RED BANK — Those who are dreaming of a white Christmas should keep one thing in mind.

Snow is expensive.

Fees associated with last week’s snow cleanup cost the borough nearly $3,000 — and that’s just a drop in the bucket compared to other high expenditures accumulated by the Department of Public Works (DPW) this year, according to councilman and chairman of the borough’s finance committee, John Curley.

At the Dec. 23 municipal meeting, the council authorized a $385,000 emergency appropriation to cover those unexpected expenditures, including over $100,000 in overtime fees associated with DPW duties like recycling, landfill and brush removal. The emergency appropriation will also cover $140,000 in overtime for the police department.
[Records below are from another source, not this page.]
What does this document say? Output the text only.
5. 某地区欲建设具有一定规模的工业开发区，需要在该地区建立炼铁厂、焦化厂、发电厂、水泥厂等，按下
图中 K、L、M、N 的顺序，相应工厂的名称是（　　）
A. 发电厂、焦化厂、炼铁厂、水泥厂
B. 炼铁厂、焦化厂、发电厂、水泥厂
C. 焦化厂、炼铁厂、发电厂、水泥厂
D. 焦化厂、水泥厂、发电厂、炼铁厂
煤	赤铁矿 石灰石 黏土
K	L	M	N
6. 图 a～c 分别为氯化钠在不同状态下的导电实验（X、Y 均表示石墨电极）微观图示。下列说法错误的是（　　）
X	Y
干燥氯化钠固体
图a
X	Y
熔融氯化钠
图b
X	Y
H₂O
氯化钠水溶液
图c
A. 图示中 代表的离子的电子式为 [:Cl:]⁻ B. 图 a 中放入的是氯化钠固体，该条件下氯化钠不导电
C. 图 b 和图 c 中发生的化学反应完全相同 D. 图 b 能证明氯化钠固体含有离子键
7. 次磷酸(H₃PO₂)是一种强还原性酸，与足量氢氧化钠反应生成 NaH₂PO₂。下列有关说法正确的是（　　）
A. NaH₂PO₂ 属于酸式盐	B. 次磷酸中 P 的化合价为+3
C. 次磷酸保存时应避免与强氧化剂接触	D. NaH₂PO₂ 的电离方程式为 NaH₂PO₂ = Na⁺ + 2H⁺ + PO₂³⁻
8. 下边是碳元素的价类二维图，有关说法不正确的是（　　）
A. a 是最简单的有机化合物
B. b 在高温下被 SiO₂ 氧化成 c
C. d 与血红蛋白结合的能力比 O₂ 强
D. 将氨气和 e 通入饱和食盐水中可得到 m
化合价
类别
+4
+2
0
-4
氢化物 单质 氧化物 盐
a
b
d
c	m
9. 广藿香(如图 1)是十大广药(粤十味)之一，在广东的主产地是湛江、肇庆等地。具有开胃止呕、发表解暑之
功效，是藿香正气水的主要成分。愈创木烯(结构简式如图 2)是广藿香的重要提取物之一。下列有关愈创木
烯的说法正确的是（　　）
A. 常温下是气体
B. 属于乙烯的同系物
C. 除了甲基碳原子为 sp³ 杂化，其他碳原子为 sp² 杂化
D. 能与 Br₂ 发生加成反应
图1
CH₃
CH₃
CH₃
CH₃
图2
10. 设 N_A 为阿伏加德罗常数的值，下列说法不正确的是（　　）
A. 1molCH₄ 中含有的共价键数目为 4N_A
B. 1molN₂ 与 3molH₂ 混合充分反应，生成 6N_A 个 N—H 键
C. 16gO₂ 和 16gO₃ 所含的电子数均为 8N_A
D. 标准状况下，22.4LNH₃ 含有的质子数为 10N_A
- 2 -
The snow removal cost the borough a lot of money and the DPW, which is under the jurisdiction of Deputy Borough Administrator Gary Watson, did a "rather poor job," Curley said.

"A lot of residents were complaining that the downtown got preferential treatment and the rest of the town didn’t get a fair shake," the councilman said. "Red Bank needs a qualified manager who knows how to micro-manage a municipal budget, not run it like a candy store."

Even Freddy Boynton, a 30-year borough DPW employee who plans to retire his post at the end of the month, said the department’s snow removal performance left a lot to be desired.

"The place looks terrible," he said. "My daughter was driving her car down on Monmouth Street this morning and she was swerving all over the place."

According to Boynton, department members did not adequately prepare for the storm.

"I was down on Sunset Avenue the morning before the snow started, and there was not enough sand and there was not enough salt," he said. "Gary Watson is a retired cop. He knows nothing about running a Public Works Department."

But at last week’s municipal meeting, Watson told the mayor and council that the department took all the necessary precautions.

"We tried to prepare for the storm," he said. "The plowing went on from about 2 p.m. on Friday, throughout the day on Saturday, and we rotated through the night. We had 12 complaints from residents, which I think is pretty good considering the number of residents."

However, after receiving a high volume of complaints from the downtown business owners, Watson sent the plows out again on Monday night to plow White, Monmouth, Mechanic and Canal streets.

That’s how the overtime fees were accumulated, according to Curley.

But despite icy roads, snow-trapped vehicles, and gallons of slush and brown snow flooding the White Street Parking Lot on Tuesday morning, Dec. 9, Mayor Edward McKenna said he thought the Department of Public Works did a terrific job.

"The men were in really great spirits. They stood up to the task. They did an excellent, excellent job," he said.

Curley, however, recommended that the department be privatized.

"That would help us avoid absenteeism and the personnel problems associated with the DPW," he said.